L’identité numérique n’est plus un luxe, mais une nécessité impérieuse pour tout État qui aspire à s’intégrer pleinement dans l’économie numérique mondiale. Or, au Sénégal, ce concept vital semble encore flotter dans les limbes des stratégies non abouties. Si l’on ne s’attaque pas résolument à cette question, les conséquences pour nos politiques publiques risquent d’être dramatiques.
L’identité numérique ne concerne pas uniquement la simplification administrative ou l’accès sécurisé aux services en ligne. Elle est au cœur des transformations majeures de nos sociétés. Sans une identité numérique bien implantée, nous allons assister à une exclusion numérique accrue, une perte de compétitivité et un fossé toujours plus grand entre les citoyens et l’État.
Avant tout, réglons le problème de l’identité tout court
Mais avant de parler d’identité numérique, soyons modestes et réalistes : il faut d’abord régler le problème de l’identité tout court. L’état civil de notre pays, censé garantir à chaque citoyen une existence légale et reconnue, peine encore à être modernisé de façon efficace. Les démarches restent complexes, les archives souvent lacunaires, et l’accès à l’enregistrement des naissances, des mariages, et des décès est loin d’être universel. Tant que nous n’aurons pas gagné cette bataille fondamentale, il sera difficile de bâtir sur des fondations solides un système d’identité numérique.
Il est important de saluer ici les efforts fous consentis par Aliou Ousmane Sall, directeur général de l’Agence Nationale de l’État Civil. Depuis sa nomination, il a entrepris une mission titanesque de modernisation et de digitalisation de l’état civil. Ce sont des pas significatifs, mais il est essentiel de rappeler que le combat est encore devant nous. La modernisation de l’état civil n’est qu’une première étape ; il reste encore de nombreux défis à relever pour garantir que chaque citoyen sénégalais puisse bénéficier d’une identité civile solide, vérifiable et numérique.
Des exemples concrets de succès
Prenons l’exemple de pays comme l’Estonie ou Singapour, où la réussite de l’identité numérique repose en grande partie sur un système d’état civil fiable et centralisé. En Estonie, chaque citoyen est d’abord enregistré avec des données vérifiées et sécurisées, permettant une numérisation fluide et efficace de leur identité. C’est à partir de ces fondements solides que l’Estonie a pu instaurer une identité numérique nationale.

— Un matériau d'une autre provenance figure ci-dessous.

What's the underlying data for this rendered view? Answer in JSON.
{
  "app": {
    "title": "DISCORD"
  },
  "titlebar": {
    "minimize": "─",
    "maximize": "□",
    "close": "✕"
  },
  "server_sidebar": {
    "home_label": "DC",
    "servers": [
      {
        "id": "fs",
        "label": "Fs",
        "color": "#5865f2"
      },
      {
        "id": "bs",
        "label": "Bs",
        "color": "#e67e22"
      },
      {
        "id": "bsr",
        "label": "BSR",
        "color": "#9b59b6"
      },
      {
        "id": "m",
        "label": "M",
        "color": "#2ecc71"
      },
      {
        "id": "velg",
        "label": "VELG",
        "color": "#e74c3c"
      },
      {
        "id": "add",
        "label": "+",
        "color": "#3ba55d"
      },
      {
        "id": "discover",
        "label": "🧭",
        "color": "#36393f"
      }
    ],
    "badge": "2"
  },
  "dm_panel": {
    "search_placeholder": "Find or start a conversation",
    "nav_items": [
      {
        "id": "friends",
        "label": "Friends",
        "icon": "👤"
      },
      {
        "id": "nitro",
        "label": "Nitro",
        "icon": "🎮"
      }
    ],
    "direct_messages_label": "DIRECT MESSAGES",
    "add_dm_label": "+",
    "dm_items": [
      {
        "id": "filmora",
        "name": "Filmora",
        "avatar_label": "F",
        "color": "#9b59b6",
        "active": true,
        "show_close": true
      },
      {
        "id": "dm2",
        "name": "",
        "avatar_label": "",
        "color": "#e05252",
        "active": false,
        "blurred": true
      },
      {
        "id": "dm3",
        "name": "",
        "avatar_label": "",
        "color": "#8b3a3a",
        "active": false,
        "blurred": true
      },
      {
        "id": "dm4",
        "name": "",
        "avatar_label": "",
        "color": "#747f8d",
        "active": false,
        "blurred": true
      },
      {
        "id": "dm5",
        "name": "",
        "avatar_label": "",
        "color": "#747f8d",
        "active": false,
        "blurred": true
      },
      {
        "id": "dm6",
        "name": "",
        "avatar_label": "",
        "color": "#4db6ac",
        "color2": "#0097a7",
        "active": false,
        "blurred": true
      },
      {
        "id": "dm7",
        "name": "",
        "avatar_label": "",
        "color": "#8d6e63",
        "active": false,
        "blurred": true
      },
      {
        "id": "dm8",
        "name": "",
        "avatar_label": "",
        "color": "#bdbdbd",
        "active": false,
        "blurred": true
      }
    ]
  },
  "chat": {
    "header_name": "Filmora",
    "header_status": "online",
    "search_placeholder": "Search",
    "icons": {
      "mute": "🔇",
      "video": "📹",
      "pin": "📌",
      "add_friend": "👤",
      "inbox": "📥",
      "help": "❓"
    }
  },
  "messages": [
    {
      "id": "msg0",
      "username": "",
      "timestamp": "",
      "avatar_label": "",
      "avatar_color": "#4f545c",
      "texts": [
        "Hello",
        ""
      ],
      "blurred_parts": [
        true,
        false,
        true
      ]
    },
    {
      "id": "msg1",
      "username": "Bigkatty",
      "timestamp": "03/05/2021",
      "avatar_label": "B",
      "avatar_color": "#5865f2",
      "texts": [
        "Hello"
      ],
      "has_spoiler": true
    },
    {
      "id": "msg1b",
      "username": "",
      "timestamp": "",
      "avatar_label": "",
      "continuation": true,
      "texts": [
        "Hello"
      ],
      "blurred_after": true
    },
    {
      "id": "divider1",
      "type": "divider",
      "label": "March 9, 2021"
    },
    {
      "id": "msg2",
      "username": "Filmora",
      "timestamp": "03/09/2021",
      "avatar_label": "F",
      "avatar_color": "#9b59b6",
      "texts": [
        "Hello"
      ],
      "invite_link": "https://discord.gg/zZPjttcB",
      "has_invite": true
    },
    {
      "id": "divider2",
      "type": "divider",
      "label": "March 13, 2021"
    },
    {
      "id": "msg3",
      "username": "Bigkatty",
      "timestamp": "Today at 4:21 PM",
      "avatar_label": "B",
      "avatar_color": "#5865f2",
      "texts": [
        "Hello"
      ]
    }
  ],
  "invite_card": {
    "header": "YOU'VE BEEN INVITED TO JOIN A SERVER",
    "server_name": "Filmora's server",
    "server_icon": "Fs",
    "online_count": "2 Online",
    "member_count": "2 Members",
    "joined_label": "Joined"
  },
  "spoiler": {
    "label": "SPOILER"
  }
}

De la même manière, l’Inde, avec son système Aadhaar, a d’abord entrepris un vaste projet d’identification des citoyens, en garantissant que chaque personne soit correctement enregistrée avant de mettre en place sa structure numérique. Sans cette première étape, la digitalisation aurait été vouée à l’échec.
Le coût de l’inaction
Qu’arriverait-il si le Sénégal continuait à traîner les pieds sur la question de l’identité numérique et civile ? En l’absence d’une telle structure fiable, nos politiques de digitalisation risquent de s’enliser dans les promesses non tenues. Le manque d’interopérabilité des systèmes d’information, la prolifération de plateformes disparates, et l’impossibilité d’assurer la traçabilité des actions de l’État pourraient mener à des politiques publiques inefficaces et un mécontentement croissant de la population.
De plus, l’identité numérique est essentielle pour garantir la transparence, notamment dans la gestion des finances publiques, la lutte contre la fraude et la corruption, et la facilitation du commerce. Si nous n’instaurons pas un système sécurisé et fiable, notre pays sera à la merci de dysfonctionnements administratifs, de manœuvres frauduleuses, et d’un manque criant de confiance envers les institutions.
Il est temps d’agir
L’urgence de l’identité numérique est donc claire. Mais elle ne peut s’accomplir que si nous réglons d’abord nos lacunes structurelles au niveau de l’état civil. Ce travail en amont est indispensable si nous voulons que la transformation digitale du Sénégal repose sur des bases solides. Pour que le Sénégal puisse profiter pleinement des bénéfices de la transformation digitale, il doit sans tarder adopter une identité numérique fiable, sûre, et accessible à tous, en s’assurant d’abord que chaque citoyen dispose d’une identité légale vérifiable. C’est une question de souveraineté numérique, mais aussi d’inclusion sociale et d’efficacité administrative.
Le Sénégal ne peut pas se permettre de rester en arrière dans ce domaine crucial. Il est temps que nos dirigeants prennent des mesures décisives et transforment les nombreuses stratégies en actes concrets, comme l’ont fait des pays plus modestes en ressources, mais plus audacieux dans leur vision. L’avenir de notre pays en dépend.